Peter sacudió al hombre siempre agarrándole por la solapa.

– ¿Dónde está Giuseppe?

– Ya le dije que no me informó. Me llamó y me rogó que le ayudara. Dijo…

Peter apartó al joven a un lado y se dirigió hacia la cortina. El hombre se interpuso de un salto.

– Por favor. No entre. Tenemos que darnos prisa. ¡Los pasaportes!

Peter le aferró con ambas manos y le apartó a un lado. Entró a la trastienda y encendió la luz. La cama estaba en desorden, pero todo lo demás estaba en su lugar. La habitación estaba vacía… aunque no del todo. Contra la pared lateral, junto a la puerta del bino, yacía Giuseppe. Estaba muerto. Sus ojos sin luz miraban el techo y su boca estaba abierta. De su pecho sobresalía el mango de un largo y fino puñal y la sangre había formado una pequeña mancha circular en torno al corte que el estilete había hecho en su camisa. Giuseppe había remendado el último zapato, había comido la última pobre comida, había vivido su último sórdido día en aquel miserable cuartucho. El cuerpo estaba caliente aún, pero ya no pertenecía a Giuseppe.

Peter se volvió y empuñó el revólver, pero ya era tarde. El muchacho moreno entraba en la habitación sujetando a Karen con una mano y empuñando una automática con la otra. Peter se detuvo. Estaba enfrentándose a la muerte y lo sabía; pero por encima del temor sentía furia. Furia contra aquel muchacho por lo que le había hecho a Giuseppe; furia contra sí mismo por haber visto la trampa y haber caído en ella a pesar de todo; era una furia ciega contra su impotencia y su fracaso.

– Canalla.

Lanzó la palabra al rostro del hombre, como un salivazo.
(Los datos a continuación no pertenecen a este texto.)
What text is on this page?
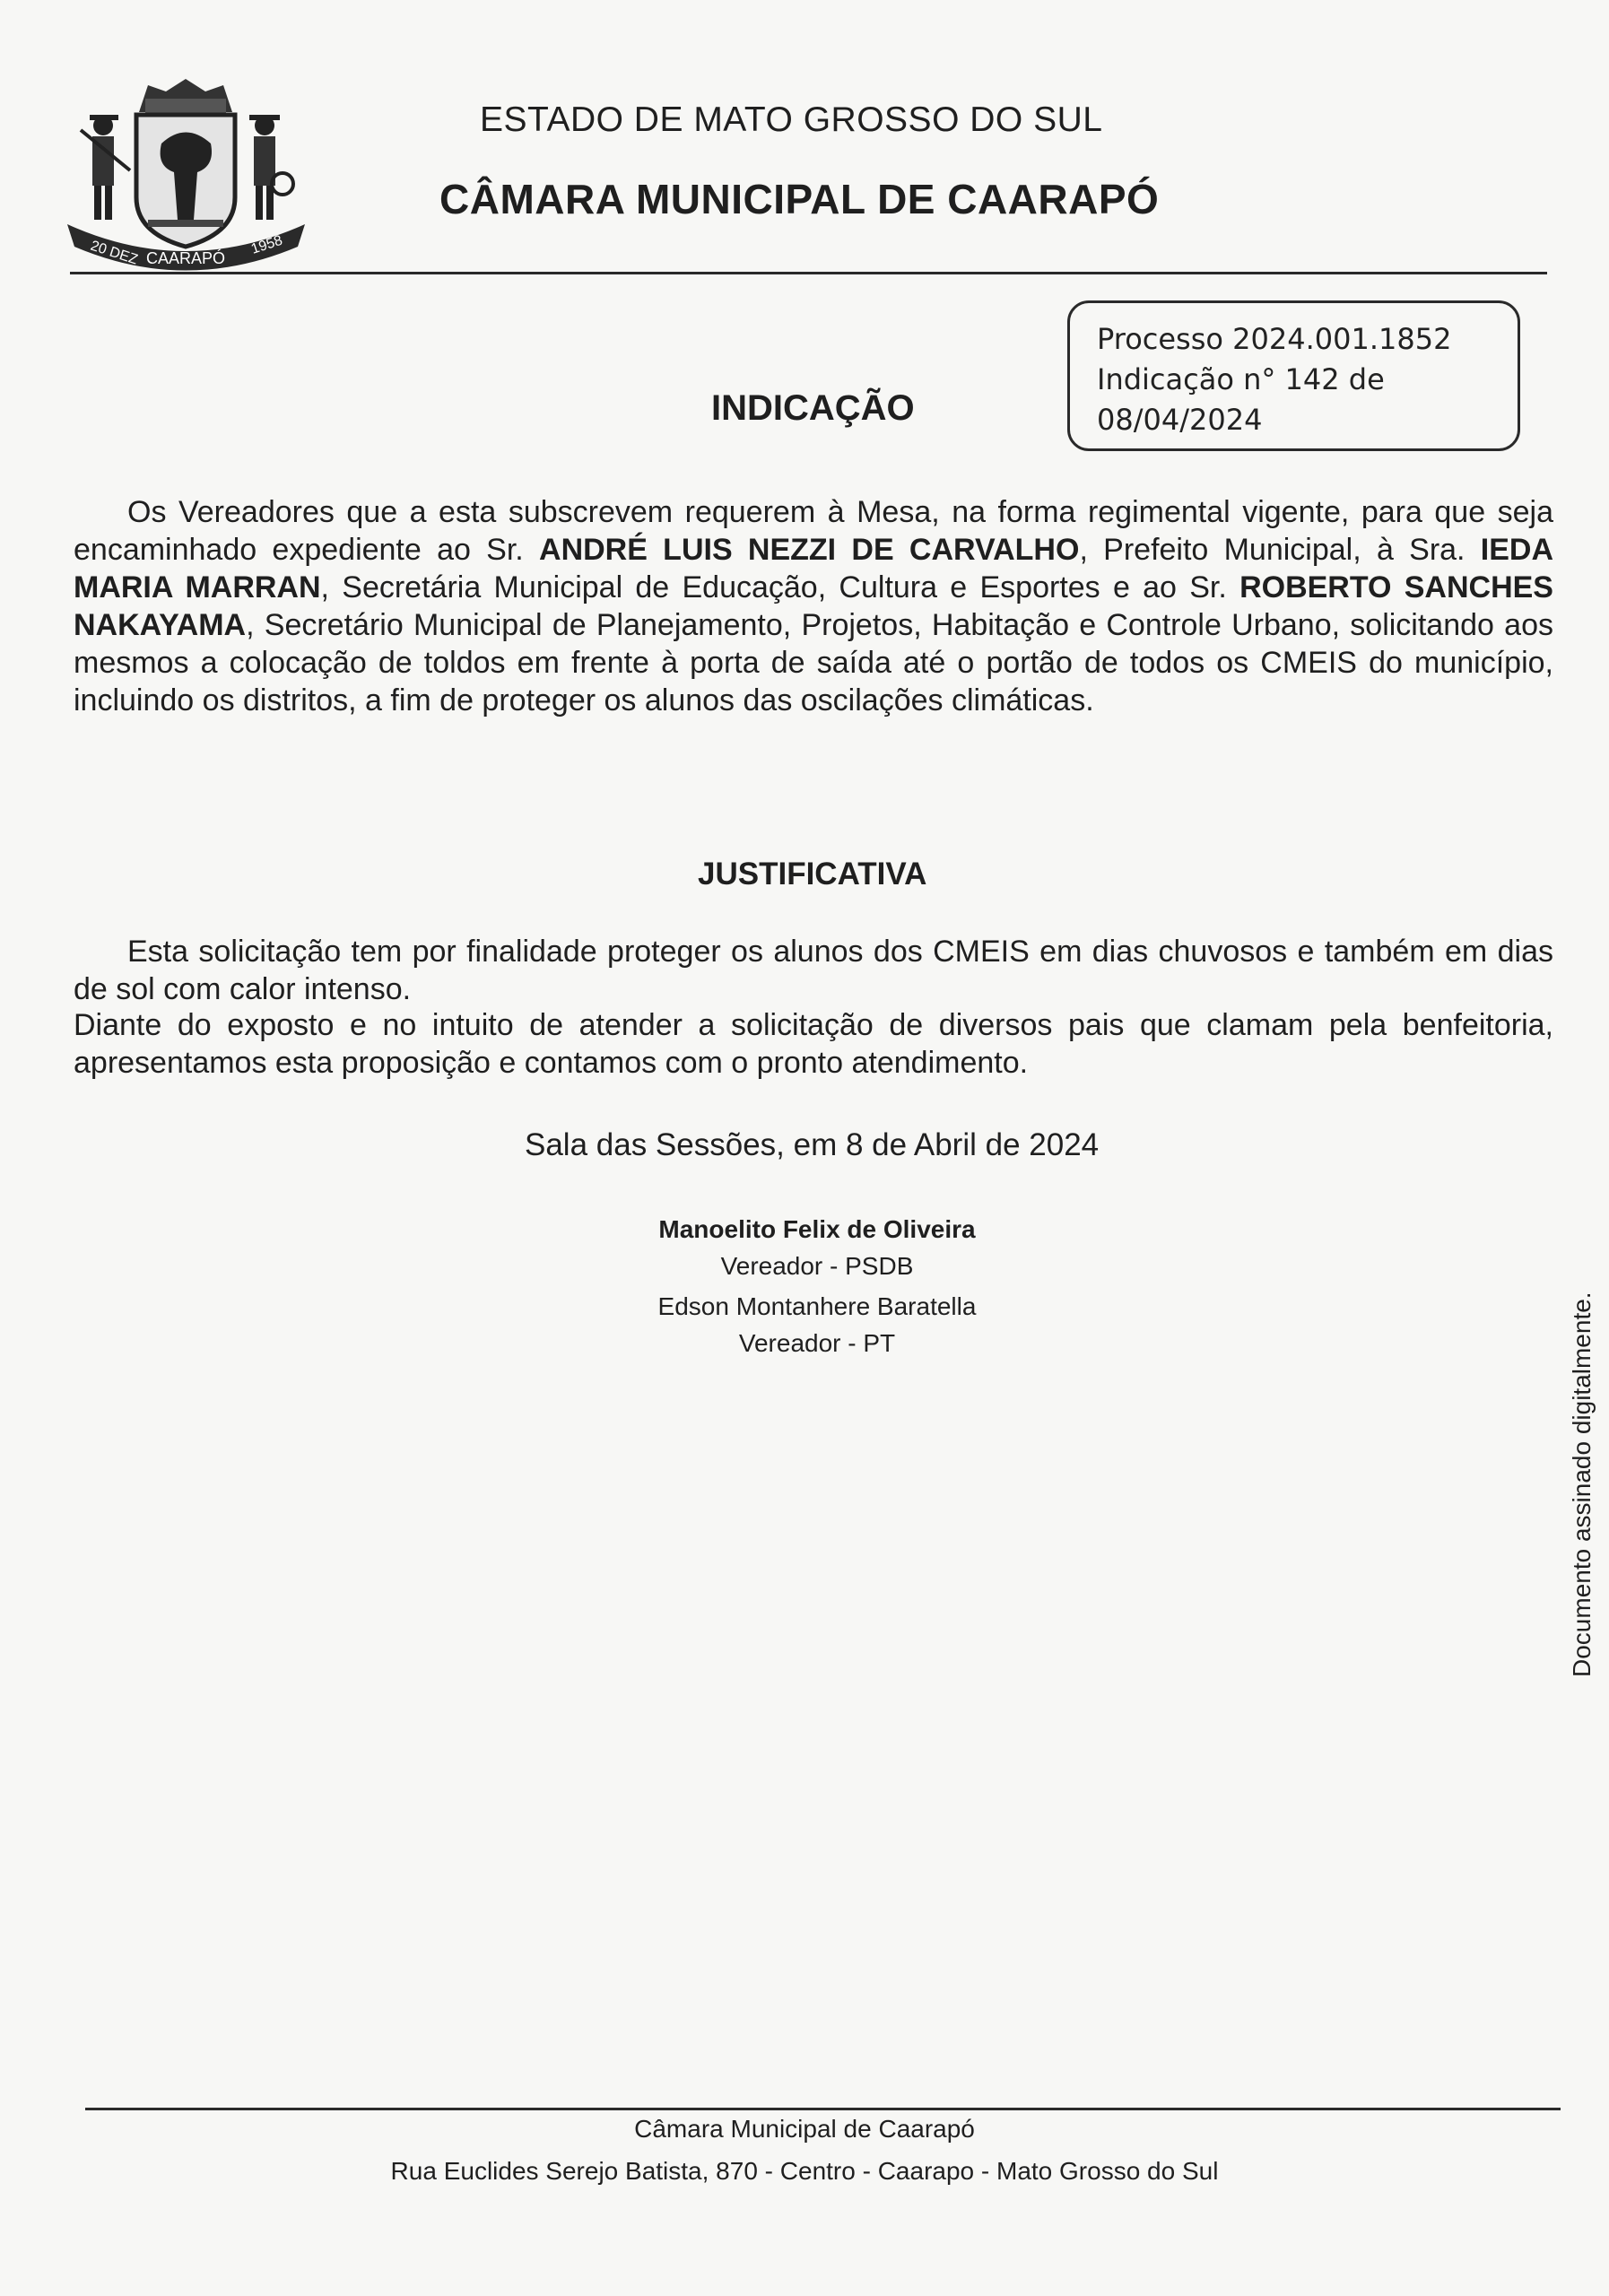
20 DEZ CAARAPÓ
1958
ESTADO DE MATO GROSSO DO SUL
CÂMARA MUNICIPAL DE CAARAPÓ
Processo 2024.001.1852
Indicação n° 142 de
08/04/2024
INDICAÇÃO
Os Vereadores que a esta subscrevem requerem à Mesa, na forma regimental vigente, para que seja encaminhado expediente ao Sr. ANDRÉ LUIS NEZZI DE CARVALHO, Prefeito Municipal, à Sra. IEDA MARIA MARRAN, Secretária Municipal de Educação, Cultura e Esportes e ao Sr. ROBERTO SANCHES NAKAYAMA, Secretário Municipal de Planejamento, Projetos, Habitação e Controle Urbano, solicitando aos mesmos a colocação de toldos em frente à porta de saída até o portão de todos os CMEIS do município, incluindo os distritos, a fim de proteger os alunos das oscilações climáticas.
JUSTIFICATIVA
Esta solicitação tem por finalidade proteger os alunos dos CMEIS em dias chuvosos e também em dias de sol com calor intenso.
Diante do exposto e no intuito de atender a solicitação de diversos pais que clamam pela benfeitoria, apresentamos esta proposição e contamos com o pronto atendimento.
Sala das Sessões, em 8 de Abril de 2024
Manoelito Felix de Oliveira
Vereador - PSDB
Edson Montanhere Baratella
Vereador - PT	Documento assinado digitalmente.
Câmara Municipal de Caarapó
Rua Euclides Serejo Batista, 870 - Centro - Caarapo - Mato Grosso do Sul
– Se negó a delatarles. Se negó a colaborar. De modo que morirán aquí. Usted y esta chica.

El joven no pudo seguir adelante. Karen, que hasta ese instante se había debatido con aparente futilidad, experimentó una repentina transformación. Su mano libre salió como disparada y aferró el arma. El tiro pasó lejos del hombro de Peter y fue a dar a un rincón del cielo raso. Al mismo tiempo, giró sobre sí misma y golpeó al hombre en pleno rostro con la cabeza, mientras su rodilla se levantaba haciendo impacto contra la ingle del muchacho. No logró hacerlo caer, pero le hizo perder el equilibrio y quedó libre de su mano. El la golpeó en la cara y la apartó a un lado, al mismo tiempo que conseguía librar su mano derecha. Sangraba por la nariz y por la boca y estaba aturdido, pero había obtenido lo que quería: una ocasión para disparar sobre Peter.

Pero no llegó a apretar el gatillo. El arma de Peter le estaba apuntando. Una bala de calibre 38 le golpeó en el pecho y le lanzó contra el vano de la puerta. El hombre se aferró a las cortinas. La automática cayó de su mano y él se desplomó en la tienda girando lentamente de manera que sus pies se enredaron y cayó de lado y luego rodó hasta quedar boca arriba, con la cabeza junto a la silla destinada a los clientes.

Por un instante, ni Peter ni Karen se movieron. Ambos miraron fijamente el par de bien calzados pies, los calcetines de seda y los pantalones escrupulosamente planchados que asomaban bajo la cortina. Luego Karen se sentó lentamente en la cama, meneando la cabeza.

– ¿Se siente bien? -preguntó Peter.

Ella hizo un gesto de asentimiento, pero estaba pálida y asustada. Un ángulo de su boca estaba hinchado y sangrante. Era el resultado del golpe del muchacho. Dirigió a Peter una sonrisa amarga.